Par ailleurs, je ne suis pas de ceux qui opposent terroir et cépage. Je ne vois pas en quoi un vin produit avec un seul cépage exprimerait moins bien son terroir qu’un vin issu de complantation (ou d’assemblage d’ailleurs). Je pense que chaque cépage a sa propre interprétation du terroir à nous livrer.
Vous avez entamé officiellement votre conversion bio en 2008. Cette conversion n’a pas débuté hier, non ?
La conversion du Domaine n’a pas été un choix brutal, mais une évolution logique. Mon grand-père déjà de son temps privilégiait un travail manuel et naturel à une productivité et une mécanisation croissante dans les années 60. Pour citer un exemple, nous n’avons jamais, dans notre histoire, utilisé de désherbants racinaires, les pires pour l’environnement et le fonctionnement du sol. Ma mère (Yvette Beck (NDLR)) a continué dans cette direction, en étant par exemple une des premières à enherber ses vignes dès 1982. Puis mon père, ne se retrouvant pas à l’époque dans le mouvement bio, pour diverses raisons (pas de prise en compte de la biodiversité et de l’écosystème, trop de cuivre dans les traitements, trop d’importance donnée au labour, etc..), a, avec un petit groupe de vignerons, créé l’association Tyflo. L’idée était de privilégier avant tout un écosystème favorable au maintien de la vigne en bonne santé, avec notamment des haies et zones de compensation écologique. C’est cette base qui permet ensuite de réduire les traitements.

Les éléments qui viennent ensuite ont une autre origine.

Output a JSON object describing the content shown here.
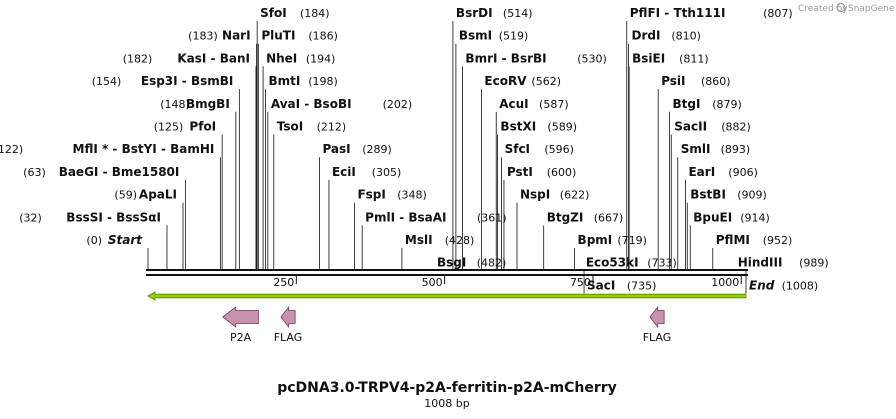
{
  "branding": {
    "text": "Created by",
    "brand": "SnapGene"
  },
  "title": "pcDNA3.0-TRPV4-p2A-ferritin-p2A-mCherry",
  "subtitle": "1008 bp",
  "sequence_length": 1008,
  "axis_ticks": [
    250,
    500,
    750,
    1000
  ],
  "colors": {
    "feature": "#c993b0",
    "orf": "#96d000",
    "line": "#111111"
  },
  "sites": [
    {
      "id": "start",
      "name": "Start",
      "italic": true,
      "pos": 0,
      "pos_label": "(0)",
      "side": "left",
      "tier": 0
    },
    {
      "id": "bsssi",
      "name": "BssSI  -  BssSαI",
      "pos": 32,
      "pos_label": "(32)",
      "side": "left",
      "tier": 1
    },
    {
      "id": "apali",
      "name": "ApaLI",
      "pos": 59,
      "pos_label": "(59)",
      "side": "left",
      "tier": 2
    },
    {
      "id": "baegi",
      "name": "BaeGI  -  Bme1580I",
      "pos": 63,
      "pos_label": "(63)",
      "side": "left",
      "tier": 3
    },
    {
      "id": "mfli",
      "name": "MflI *  -  BstYI  -  BamHI",
      "pos": 122,
      "pos_label": "(122)",
      "side": "left",
      "tier": 4
    },
    {
      "id": "pfoi",
      "name": "PfoI",
      "pos": 125,
      "pos_label": "(125)",
      "side": "left",
      "tier": 5
    },
    {
      "id": "bmgbi",
      "name": "BmgBI",
      "pos": 148,
      "pos_label": "(148)",
      "side": "left",
      "tier": 6
    },
    {
      "id": "esp3i",
      "name": "Esp3I  -  BsmBI",
      "pos": 154,
      "pos_label": "(154)",
      "side": "left",
      "tier": 7
    },
    {
      "id": "kasi",
      "name": "KasI  -  BanI",
      "pos": 182,
      "pos_label": "(182)",
      "side": "left",
      "tier": 8
    },
    {
      "id": "nari",
      "name": "NarI",
      "pos": 183,
      "pos_label": "(183)",
      "side": "left",
      "tier": 9
    },
    {
      "id": "sfoi",
      "name": "SfoI",
      "pos": 184,
      "pos_label": "(184)",
      "side": "right",
      "tier": 10
    },
    {
      "id": "pluti",
      "name": "PluTI",
      "pos": 186,
      "pos_label": "(186)",
      "side": "right",
      "tier": 9
    },
    {
      "id": "nhei",
      "name": "NheI",
      "pos": 194,
      "pos_label": "(194)",
      "side": "right",
      "tier": 8
    },
    {
      "id": "bmti",
      "name": "BmtI",
      "pos": 198,
      "pos_label": "(198)",
      "side": "right",
      "tier": 7
    },
    {
      "id": "avai",
      "name": "AvaI  -  BsoBI",
      "pos": 202,
      "pos_label": "(202)",
      "side": "right",
      "tier": 6
    },
    {
      "id": "tsoi",
      "name": "TsoI",
      "pos": 212,
      "pos_label": "(212)",
      "side": "right",
      "tier": 5
    },
    {
      "id": "pasi",
      "name": "PasI",
      "pos": 289,
      "pos_label": "(289)",
      "side": "right",
      "tier": 4
    },
    {
      "id": "ecii",
      "name": "EciI",
      "pos": 305,
      "pos_label": "(305)",
      "side": "right",
      "tier": 3
    },
    {
      "id": "fspi",
      "name": "FspI",
      "pos": 348,
      "pos_label": "(348)",
      "side": "right",
      "tier": 2
    },
    {
      "id": "pmli",
      "name": "PmlI  -  BsaAI",
      "pos": 361,
      "pos_label": "(361)",
      "side": "right",
      "tier": 1
    },
    {
      "id": "msli",
      "name": "MslI",
      "pos": 428,
      "pos_label": "(428)",
      "side": "right",
      "tier": 0
    },
    {
      "id": "bsgi",
      "name": "BsgI",
      "pos": 482,
      "pos_label": "(482)",
      "side": "right",
      "tier": -1
    },
    {
      "id": "bsrdi",
      "name": "BsrDI",
      "pos": 514,
      "pos_label": "(514)",
      "side": "right",
      "tier": 10
    },
    {
      "id": "bsmi",
      "name": "BsmI",
      "pos": 519,
      "pos_label": "(519)",
      "side": "right",
      "tier": 9
    },
    {
      "id": "bmri",
      "name": "BmrI  -  BsrBI",
      "pos": 530,
      "pos_label": "(530)",
      "side": "right",
      "tier": 8
    },
    {
      "id": "ecorv",
      "name": "EcoRV",
      "pos": 562,
      "pos_label": "(562)",
      "side": "right",
      "tier": 7
    },
    {
      "id": "acui",
      "name": "AcuI",
      "pos": 587,
      "pos_label": "(587)",
      "side": "right",
      "tier": 6
    },
    {
      "id": "bstxi",
      "name": "BstXI",
      "pos": 589,
      "pos_label": "(589)",
      "side": "right",
      "tier": 5
    },
    {
      "id": "sfci",
      "name": "SfcI",
      "pos": 596,
      "pos_label": "(596)",
      "side": "right",
      "tier": 4
    },
    {
      "id": "psti",
      "name": "PstI",
      "pos": 600,
      "pos_label": "(600)",
      "side": "right",
      "tier": 3
    },
    {
      "id": "nspi",
      "name": "NspI",
      "pos": 622,
      "pos_label": "(622)",
      "side": "right",
      "tier": 2
    },
    {
      "id": "btgzi",
      "name": "BtgZI",
      "pos": 667,
      "pos_label": "(667)",
      "side": "right",
      "tier": 1
    },
    {
      "id": "bpmi",
      "name": "BpmI",
      "pos": 719,
      "pos_label": "(719)",
      "side": "right",
      "tier": 0
    },
    {
      "id": "eco53ki",
      "name": "Eco53kI",
      "pos": 733,
      "pos_label": "(733)",
      "side": "right",
      "tier": -1
    },
    {
      "id": "saci",
      "name": "SacI",
      "pos": 735,
      "pos_label": "(735)",
      "side": "right",
      "tier": -2
    },
    {
      "id": "pflfi",
      "name": "PflFI  -  Tth111I",
      "pos": 807,
      "pos_label": "(807)",
      "side": "right",
      "tier": 10
    },
    {
      "id": "drdi",
      "name": "DrdI",
      "pos": 810,
      "pos_label": "(810)",
      "side": "right",
      "tier": 9
    },
    {
      "id": "bslei",
      "name": "BsiEI",
      "pos": 811,
      "pos_label": "(811)",
      "side": "right",
      "tier": 8
    },
    {
      "id": "psii",
      "name": "PsiI",
      "pos": 860,
      "pos_label": "(860)",
      "side": "right",
      "tier": 7
    },
    {
      "id": "btgi",
      "name": "BtgI",
      "pos": 879,
      "pos_label": "(879)",
      "side": "right",
      "tier": 6
    },
    {
      "id": "sacii",
      "name": "SacII",
      "pos": 882,
      "pos_label": "(882)",
      "side": "right",
      "tier": 5
    },
    {
      "id": "smli",
      "name": "SmlI",
      "pos": 893,
      "pos_label": "(893)",
      "side": "right",
      "tier": 4
    },
    {
      "id": "eari",
      "name": "EarI",
      "pos": 906,
      "pos_label": "(906)",
      "side": "right",
      "tier": 3
    },
    {
      "id": "bstbi",
      "name": "BstBI",
      "pos": 909,
      "pos_label": "(909)",
      "side": "right",
      "tier": 2
    },
    {
      "id": "bpuei",
      "name": "BpuEI",
      "pos": 914,
      "pos_label": "(914)",
      "side": "right",
      "tier": 1
    },
    {
      "id": "pflmi",
      "name": "PflMI",
      "pos": 952,
      "pos_label": "(952)",
      "side": "right",
      "tier": 0
    },
    {
      "id": "hindiii",
      "name": "HindIII",
      "pos": 989,
      "pos_label": "(989)",
      "side": "right",
      "tier": -1
    },
    {
      "id": "end",
      "name": "End",
      "italic": true,
      "pos": 1008,
      "pos_label": "(1008)",
      "side": "right",
      "tier": -2
    }
  ],
  "orf": {
    "name": "orf",
    "start": 0,
    "end": 1008,
    "direction": "reverse"
  },
  "features": [
    {
      "id": "p2a",
      "name": "P2A",
      "start": 126,
      "end": 186,
      "direction": "reverse"
    },
    {
      "id": "flag1",
      "name": "FLAG",
      "start": 224,
      "end": 248,
      "direction": "reverse"
    },
    {
      "id": "flag2",
      "name": "FLAG",
      "start": 846,
      "end": 870,
      "direction": "reverse"
    }
  ]
}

Ensuite, toutes les étapes de l’année viticole ont été passées en revues, et légiférer là ou c’était nécessaire, toujours dans le but d’actions préventives contre les maladies. Ce n’est qu’après cela que les traitements interviennent. Ils ont été légiférés en fonction de la dangerosité des produits, indépendamment de leur nature (chimiques de synthèse ou naturels). Pour les désherbants, certains d’entre eux ont été autorisés sous certaines raisons, dans le but de pouvoir conserver des parcelles anciennes non mécanisables, et de trouver un compromis économique/écologique pour ceux qui ne vendent pas le vin assez cher pour se permettre un désherbage mécanique. Ce système a été testé en 1995 et 1996 par les fondateurs (dont mon père), puis officialisé et contrôlé depuis 1997.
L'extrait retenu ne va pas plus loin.